The competitive topography of air transport in Australia changed today.

Virgin Blue gained ACCC approval of a trans Tasman alliance with Air New Zealand, and a provisional approval of its alliance with Abu Dhabi based Etihad.

Jetstar also began flying an Australian registered A330 based in Singapore using Singapore rates of pay and conditions on the Melbourne-Singapore route.

The developments accelerate an already fast moving contest between a single branded Virgin Blue group of carriers, and the sharply divided two brand, full service or commodity priced services being offered by the Qantas group under the Qantas and Jetstar brands respectively.

It also marks the physical avoidance of the limitations of the Qantas Sale Act on the shifting overseas of Qantas assets and jobs, using the Jetstar subsidiary which came into being 11 years after the act became law and is now the fastest growing part of the Qantas Group.

Yet to be resolved is American resistance to Virgin Blue gaining approval for the third foundation stone of its future expansion strategy, which is its plans for a trans Pacific and network sharing joint venture with Delta, a proposal currently in limbo because of US Department of Transportation disapproval.

What will consumers see as a result of these developments?

While the unified identity of Virgin Blue and V Australia has yet to be revealed, it means that Virgin Australia per se is now acting as a single entity to offer a full range of low fare to premium seats on all of its flights, compared to the segregation of Qantas group offerings to the low cost Jetstar brand on some flights, or the multi class Qantas offering on others.

Flying to Europe, Virgin Blue and Etihad are free to price fix and jointly sell their multi class long haul flights to Abu Dhabi, where multiple connections to a wide and growing range of flights to London and other UK and European and Middle Eastern cities are available on Etihad services.

On the ultra competitive trans Tasman routes, Air New Zealand and Virgin Blue group jets form part of a large shared network of flights including connections on each other’s domestic Australian or New Zealand services.  The primary competition will be from the Qantas group, which is  split between Qantas and Jetstar flights across the Tasman, with offers of Jetstar flights within New Zealand.

The ACCC’s conditions for reversing its earlier resistance to the Virgin Blue/Air NZ alliance include the compulsory increasing of the total number of seats and services that Air New Zealand and Virgin Blue jets (branded as Pacific Blue) currently offer across the Tasman.

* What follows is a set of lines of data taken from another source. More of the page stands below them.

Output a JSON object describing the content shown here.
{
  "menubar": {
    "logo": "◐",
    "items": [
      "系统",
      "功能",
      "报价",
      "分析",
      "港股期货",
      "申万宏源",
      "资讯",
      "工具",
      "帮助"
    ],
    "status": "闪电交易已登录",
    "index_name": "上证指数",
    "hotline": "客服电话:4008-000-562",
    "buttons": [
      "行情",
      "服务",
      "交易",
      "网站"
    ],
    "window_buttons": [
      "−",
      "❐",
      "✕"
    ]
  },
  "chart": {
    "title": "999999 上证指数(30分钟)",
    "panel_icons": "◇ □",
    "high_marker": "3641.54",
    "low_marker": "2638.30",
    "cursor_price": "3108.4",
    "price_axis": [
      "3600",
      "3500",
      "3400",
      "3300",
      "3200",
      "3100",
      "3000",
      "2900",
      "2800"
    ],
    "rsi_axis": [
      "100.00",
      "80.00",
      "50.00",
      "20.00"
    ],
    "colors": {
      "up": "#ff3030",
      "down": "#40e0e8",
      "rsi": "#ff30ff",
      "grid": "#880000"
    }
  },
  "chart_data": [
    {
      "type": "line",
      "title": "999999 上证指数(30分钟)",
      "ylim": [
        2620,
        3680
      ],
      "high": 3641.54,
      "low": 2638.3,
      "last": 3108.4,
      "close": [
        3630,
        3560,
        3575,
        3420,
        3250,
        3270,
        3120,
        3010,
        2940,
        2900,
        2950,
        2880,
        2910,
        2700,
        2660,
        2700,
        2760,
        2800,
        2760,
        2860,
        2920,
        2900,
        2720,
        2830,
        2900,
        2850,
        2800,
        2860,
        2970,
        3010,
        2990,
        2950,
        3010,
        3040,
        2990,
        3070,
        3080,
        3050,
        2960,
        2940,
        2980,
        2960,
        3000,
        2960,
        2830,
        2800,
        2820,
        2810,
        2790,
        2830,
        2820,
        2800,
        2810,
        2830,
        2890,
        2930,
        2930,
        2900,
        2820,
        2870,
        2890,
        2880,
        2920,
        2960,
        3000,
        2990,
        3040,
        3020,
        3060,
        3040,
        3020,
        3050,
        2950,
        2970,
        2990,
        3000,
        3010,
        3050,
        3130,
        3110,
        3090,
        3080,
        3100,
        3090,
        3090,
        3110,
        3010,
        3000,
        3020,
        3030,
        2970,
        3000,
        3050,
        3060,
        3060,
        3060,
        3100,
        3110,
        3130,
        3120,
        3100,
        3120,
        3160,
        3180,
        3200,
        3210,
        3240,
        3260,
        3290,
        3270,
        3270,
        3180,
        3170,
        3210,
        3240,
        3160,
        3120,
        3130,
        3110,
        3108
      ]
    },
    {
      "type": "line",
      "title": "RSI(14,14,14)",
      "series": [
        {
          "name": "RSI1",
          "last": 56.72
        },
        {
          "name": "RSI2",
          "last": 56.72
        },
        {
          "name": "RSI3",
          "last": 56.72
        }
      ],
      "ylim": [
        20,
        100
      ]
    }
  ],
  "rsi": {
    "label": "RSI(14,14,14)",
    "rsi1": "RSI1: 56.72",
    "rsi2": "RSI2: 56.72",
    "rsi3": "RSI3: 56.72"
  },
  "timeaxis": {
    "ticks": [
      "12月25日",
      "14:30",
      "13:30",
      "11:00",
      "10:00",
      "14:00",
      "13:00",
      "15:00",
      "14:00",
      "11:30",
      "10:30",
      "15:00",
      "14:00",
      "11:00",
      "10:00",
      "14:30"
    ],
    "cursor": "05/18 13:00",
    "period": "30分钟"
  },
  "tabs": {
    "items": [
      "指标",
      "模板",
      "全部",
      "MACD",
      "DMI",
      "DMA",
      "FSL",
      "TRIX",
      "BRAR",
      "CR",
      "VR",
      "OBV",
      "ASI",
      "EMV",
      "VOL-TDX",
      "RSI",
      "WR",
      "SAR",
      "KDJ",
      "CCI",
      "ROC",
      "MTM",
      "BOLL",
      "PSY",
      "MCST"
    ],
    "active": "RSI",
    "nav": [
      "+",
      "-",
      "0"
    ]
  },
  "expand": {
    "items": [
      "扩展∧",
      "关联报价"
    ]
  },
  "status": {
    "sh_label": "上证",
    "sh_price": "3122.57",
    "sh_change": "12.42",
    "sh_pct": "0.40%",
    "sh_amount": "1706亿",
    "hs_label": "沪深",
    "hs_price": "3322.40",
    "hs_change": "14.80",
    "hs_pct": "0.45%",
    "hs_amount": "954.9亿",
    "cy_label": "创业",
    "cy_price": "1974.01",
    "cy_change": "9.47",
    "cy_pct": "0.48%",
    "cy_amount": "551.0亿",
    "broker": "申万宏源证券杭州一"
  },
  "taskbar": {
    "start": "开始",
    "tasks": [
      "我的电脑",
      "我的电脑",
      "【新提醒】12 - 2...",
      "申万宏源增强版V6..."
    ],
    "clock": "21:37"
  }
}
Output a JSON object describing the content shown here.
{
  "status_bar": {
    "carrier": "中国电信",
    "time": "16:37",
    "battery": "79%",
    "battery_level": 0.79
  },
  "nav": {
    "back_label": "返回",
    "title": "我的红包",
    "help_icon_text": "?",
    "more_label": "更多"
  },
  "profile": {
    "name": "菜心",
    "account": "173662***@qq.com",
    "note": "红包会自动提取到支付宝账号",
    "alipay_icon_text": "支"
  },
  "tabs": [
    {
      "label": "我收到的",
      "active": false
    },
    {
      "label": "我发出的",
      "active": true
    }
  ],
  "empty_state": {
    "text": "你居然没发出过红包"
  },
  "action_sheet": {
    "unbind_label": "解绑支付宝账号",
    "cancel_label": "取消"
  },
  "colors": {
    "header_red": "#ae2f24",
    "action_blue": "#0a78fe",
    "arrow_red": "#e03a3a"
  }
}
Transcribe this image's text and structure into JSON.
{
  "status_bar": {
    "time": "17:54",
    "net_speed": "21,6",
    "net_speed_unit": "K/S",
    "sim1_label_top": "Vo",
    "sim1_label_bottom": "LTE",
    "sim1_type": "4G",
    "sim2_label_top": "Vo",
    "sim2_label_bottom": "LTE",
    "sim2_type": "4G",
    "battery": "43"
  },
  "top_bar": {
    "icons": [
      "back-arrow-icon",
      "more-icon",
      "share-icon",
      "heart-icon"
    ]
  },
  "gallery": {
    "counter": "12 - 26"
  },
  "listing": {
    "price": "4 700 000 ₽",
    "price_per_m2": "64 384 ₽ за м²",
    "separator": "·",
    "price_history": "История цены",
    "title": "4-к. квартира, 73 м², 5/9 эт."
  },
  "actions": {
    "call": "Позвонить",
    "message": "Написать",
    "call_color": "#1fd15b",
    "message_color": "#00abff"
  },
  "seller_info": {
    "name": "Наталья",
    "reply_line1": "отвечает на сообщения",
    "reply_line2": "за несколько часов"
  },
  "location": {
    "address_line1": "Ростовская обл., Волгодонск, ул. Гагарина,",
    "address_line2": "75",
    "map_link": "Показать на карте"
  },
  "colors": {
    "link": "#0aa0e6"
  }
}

The long haul ramifications of today’s decisions and events are also significant.

The Qantas plan is to base a fleet of Jetstar branded, Australian registered wide bodied jets at Singapore’s Changi Airport, which will be piloted and cabin crewed at Singaporean rates of pay and labor conditions.

These jets will in due course fly between Singapore and European cities that Qantas either abandoned years ago, or declines to serve today on the grounds that its full service multi-class product is uncompetitive.

The Qantas group strategy has the advantage of developing new routes on which it keeps all the revenue, but it takes time to implement. It has the additional advantage of capturing for Qantas non -Australian originating traffic that can be attracted to the Changi hub by the feeder services of its Singapore based Jetstar Asia network.

The Virgin Blue strategy over Abu Dhabi has the disadvantage of involving the sharing of revenues with Etihad, but the advantages of rapid implementation and network growth.  It does not give Virgin Blue access to Asia originating traffic for its services to Europe, something that could only achieved by some form of future partnership or merger with a non-Australian carrier.

Whatever the results either Australian airline group get from these strategies, there is no reason to doubt that fares between here and Europe will remain keenly priced, and that the absurdities of connecting to Europe via Heathrow on British Airways services will come to a long overdue end.